2ª Crónica de la Caminata 2009

La noche de los caminantes en la casa comunal de Papallacta había sido especialmente fría. Paradójicamente, el corazón de las aguas termales acogía el amanecer con un gélido frio. El cielo se mostraba totalmente despejado y las montañas nos mostraban un paisaje sin igual de un atezado azul que trazaba las siluetas caprichosas en los contornos del bellísimo lugar.

En pie ya, los caminantes de la vida con Alejandro e Inés a las 05h30 bajamos de la casa de doña Aidé, una señora del lugar que junto con la hermana Alma, Carlota y Carmita nos tenían preparado un reforzado desayuno con arroz y pollo, manzanas y chocolate.

A las 06h00 reemprendíamos la marcha en un casi permanente descenso hacia el cantón Quijos. A diferencia del día de ayer -de Pifo a Papallacta- que era un camino de permanente ascenso bajo una copiosa lluvia, que duró alrededor de siete horas…, el camino de hoy estuvo acompañado por un día seco en su totalidad. En la primera parte de la mañana el sol se mostraba discreto y esporádico por encima de las nubes. A media mañana el sol y el calor se abrieron paso intensamente.

Como en los días precedentes a media marcha nos visitaron los encargados de la logística, que nos brindaron agua, refresco y refrigerio para los caminantes. La policía nos acompaña prácticamente todo el camino, con dos patrulleros que escoltaban el sendero de los caminantes.

La cálida mañana se llenó de sabor a alabanza al Creador y de avemarías a nuestra Madre de los creyentes. Al pasar por los poblados y por algunas estaciones petroleras, repetíamos en un solo estribillo algunas consignas: “en la causa de Cristo nadie se queda… los misioneros caminantes dan un saludo de paz y bien a la población de Cuyuja…” “Oro petróleo y cobre y el país más pobre…” “fuera petroleras y madereras de Cononaco Chico y Armadillo…” Un joven de Pifo se unió a nuestra caminata hasta Baeza.
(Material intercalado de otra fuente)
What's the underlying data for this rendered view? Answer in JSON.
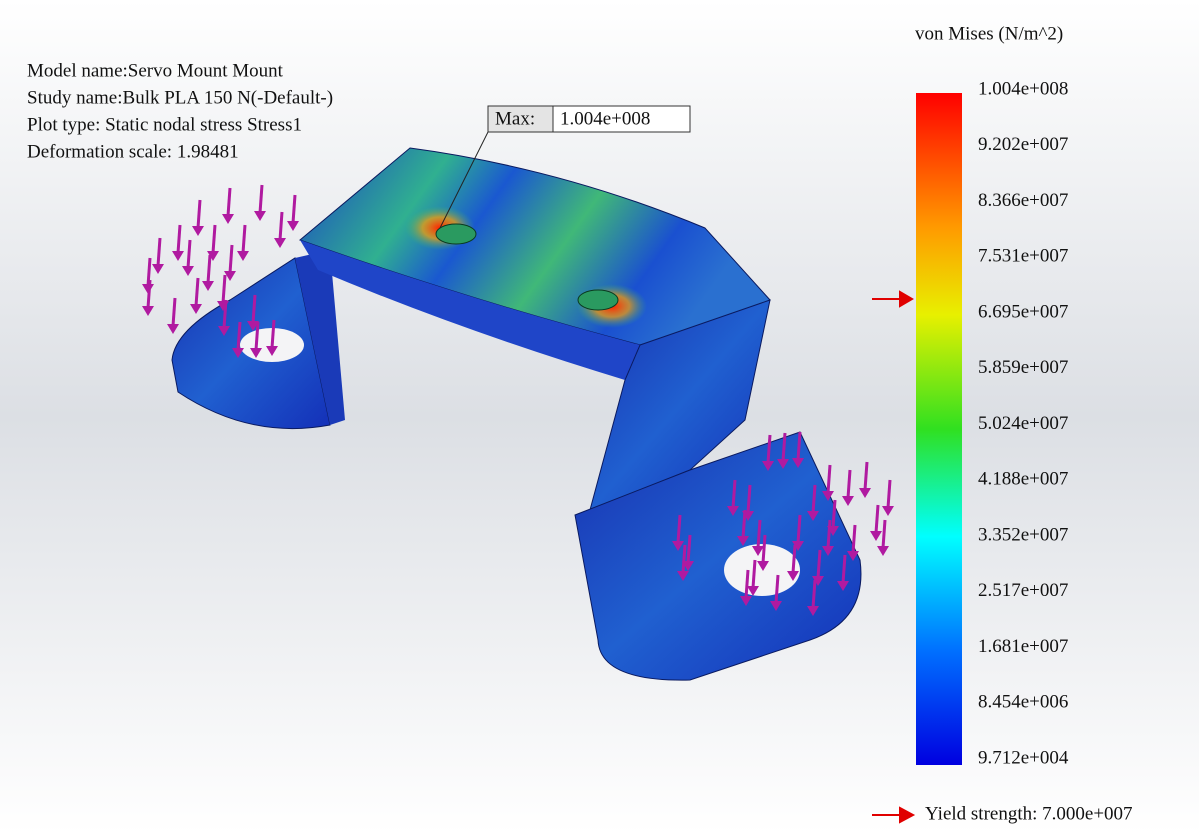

Después de cinco horas recorridas por unos paisajes fascinantes, llenos de contrastes y tonos verdosos y azules, divisamos cómo entre montaña y montaña se erguía el albo coloso del Intizana. Todos comenzamos a cantar “Alabado seas mi Señor, el sol y las estrellas proclaman tu grandeza, las flores y la luna nos cantan tu poder”. La naturaleza nos permitió así interiorizar en un largo espacio contemplativo en silencio, interrumpido tan sólo por el canto de las aves y los estribillos cantados por los caminantes.

Cuando llevábamos recorridos alrededor de 34 km divisamos la centenaria población de Baeza, en el cantón Quijos, paso obligado de caminantes de otros siglos -nacionales y extranjeros- que buscaban llegar hasta la Amazonía. Esta ciudad fue fundada hace más de 450 años y es un punto clave en la historia de nuestro Ecuador.

Cuando llegamos al Centro misionero comunal de Baeza nos esperaban diez habitantes del pueblo con el almuerzo preparado y agua con sal caliente para aliviar y desinflamar los pies de los caminantes. El equipo de enfermería tuvo el arduo trabajo de curar ampollas y heridas. Los cincuenta y siete caminantes en medio del agobio llegamos contentos.

La iglesia parroquial estaba en el centro de Baeza, aproximadamente a un km del campamento donde pernoctaríamos. A las 19h00 Juan Carlos presidió la Eucaristía, que estuvo asistida por el Diácono Luis Audino y un joven acólito de la población. En seguida tuvimos la evaluación en la que se destacaron estos aspectos: “La acogida de los habitantes de Baeza, la servicialidad del equipo de logística, la cohesión y solidaridad del grupo cada vez mayor. Se sugiere mayor puntualidad a la hora de partir”.

Mañana nos espera una nueva jornada que, por ser muy larga, esperamos partir a las 05h00. Que el Señor de la vida siga acompañando nuestras pisadas, por sus caminos.